A microlaminoforaminotomy is likely to be conducted under local anaesthetic with a mild sedative administered to the patient beforehand. The operation may be performed with the patient in an upright, sitting, position, or with them lying face down on the operating table. The patient’s head is usually restrained in some fashion in order to prevent movement during the neck surgery. The surgeon will swab and sterilize the area of the neck directly over the vertebrae to be operated on and then will make a very small incision of about 18mm in the back of the neck.

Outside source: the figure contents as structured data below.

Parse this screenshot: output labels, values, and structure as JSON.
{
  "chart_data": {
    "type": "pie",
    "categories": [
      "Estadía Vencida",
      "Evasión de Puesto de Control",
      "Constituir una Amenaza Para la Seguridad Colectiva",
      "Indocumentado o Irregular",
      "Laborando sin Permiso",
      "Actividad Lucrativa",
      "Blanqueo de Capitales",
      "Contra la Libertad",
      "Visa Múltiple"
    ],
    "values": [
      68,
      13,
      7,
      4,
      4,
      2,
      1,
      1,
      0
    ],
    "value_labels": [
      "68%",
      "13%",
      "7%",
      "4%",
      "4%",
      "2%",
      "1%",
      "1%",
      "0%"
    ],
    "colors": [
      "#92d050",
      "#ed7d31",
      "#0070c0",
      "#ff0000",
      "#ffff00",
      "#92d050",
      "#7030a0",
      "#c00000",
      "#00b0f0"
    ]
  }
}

Through this incision the surgeon will then pass a series of tubes which gradually increase in diameter. This gradual expansion pushes the muscles and ligaments aside in order for the surgeon to access the back of the spinal column without having to sever any structural tissue. The surgeon will then use a small cutting tool to excise a portion of the lamina which covers the spinal cord and the problematic disc. This creates a window of approximately 3mm across through which the surgeon begins to remove the fragments of disc and osteophytes in order to decompress the spine. All of the tools used in this procedure are passed through the tube retractors, including an endoscope to allow the surgeon visual access to the area.

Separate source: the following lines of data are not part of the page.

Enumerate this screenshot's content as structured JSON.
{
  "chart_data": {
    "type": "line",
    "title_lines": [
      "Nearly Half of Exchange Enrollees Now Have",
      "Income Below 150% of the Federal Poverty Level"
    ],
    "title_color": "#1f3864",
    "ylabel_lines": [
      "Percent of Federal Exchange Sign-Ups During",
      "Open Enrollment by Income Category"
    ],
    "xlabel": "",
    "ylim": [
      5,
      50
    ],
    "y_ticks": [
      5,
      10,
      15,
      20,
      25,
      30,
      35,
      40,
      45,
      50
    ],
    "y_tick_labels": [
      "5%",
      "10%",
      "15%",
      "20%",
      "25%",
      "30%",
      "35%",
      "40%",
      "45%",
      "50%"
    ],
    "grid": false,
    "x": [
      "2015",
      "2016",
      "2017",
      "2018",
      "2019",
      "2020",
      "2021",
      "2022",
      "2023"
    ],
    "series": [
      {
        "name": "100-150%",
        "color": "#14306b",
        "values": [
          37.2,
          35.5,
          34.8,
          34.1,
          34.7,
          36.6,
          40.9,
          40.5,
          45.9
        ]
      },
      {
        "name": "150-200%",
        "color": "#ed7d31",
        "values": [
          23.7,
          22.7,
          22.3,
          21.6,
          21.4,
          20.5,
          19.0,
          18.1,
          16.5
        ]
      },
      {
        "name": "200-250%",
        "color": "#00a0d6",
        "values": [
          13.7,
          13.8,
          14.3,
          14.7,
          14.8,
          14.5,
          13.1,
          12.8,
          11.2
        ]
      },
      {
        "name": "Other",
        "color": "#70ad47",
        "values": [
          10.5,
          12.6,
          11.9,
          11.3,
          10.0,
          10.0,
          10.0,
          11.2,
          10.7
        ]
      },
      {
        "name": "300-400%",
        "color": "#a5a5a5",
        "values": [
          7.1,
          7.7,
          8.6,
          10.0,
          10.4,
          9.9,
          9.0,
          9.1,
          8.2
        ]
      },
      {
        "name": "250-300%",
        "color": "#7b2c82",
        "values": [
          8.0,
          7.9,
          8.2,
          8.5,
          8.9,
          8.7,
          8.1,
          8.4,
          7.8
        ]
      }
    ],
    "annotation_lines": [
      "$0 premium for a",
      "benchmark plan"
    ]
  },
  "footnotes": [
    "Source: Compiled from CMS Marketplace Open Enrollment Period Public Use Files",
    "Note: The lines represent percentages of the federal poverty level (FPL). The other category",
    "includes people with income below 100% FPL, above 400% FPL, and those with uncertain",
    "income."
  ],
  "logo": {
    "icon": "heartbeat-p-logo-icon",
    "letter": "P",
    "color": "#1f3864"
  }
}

Once the disc and bone spurs have been removed the surgeon will gradually pull back the retractors and allow the tissues and musculature to gently slip back into place. Dissolving sutures are usually used to close up the incision at the back of the neck and the patient is allowed to rest as the anaesthetic and sedative begin to wear off. The procedure usually takes around an hour, depending on the extent of material to be removed, and any complications that may arise during the procedure.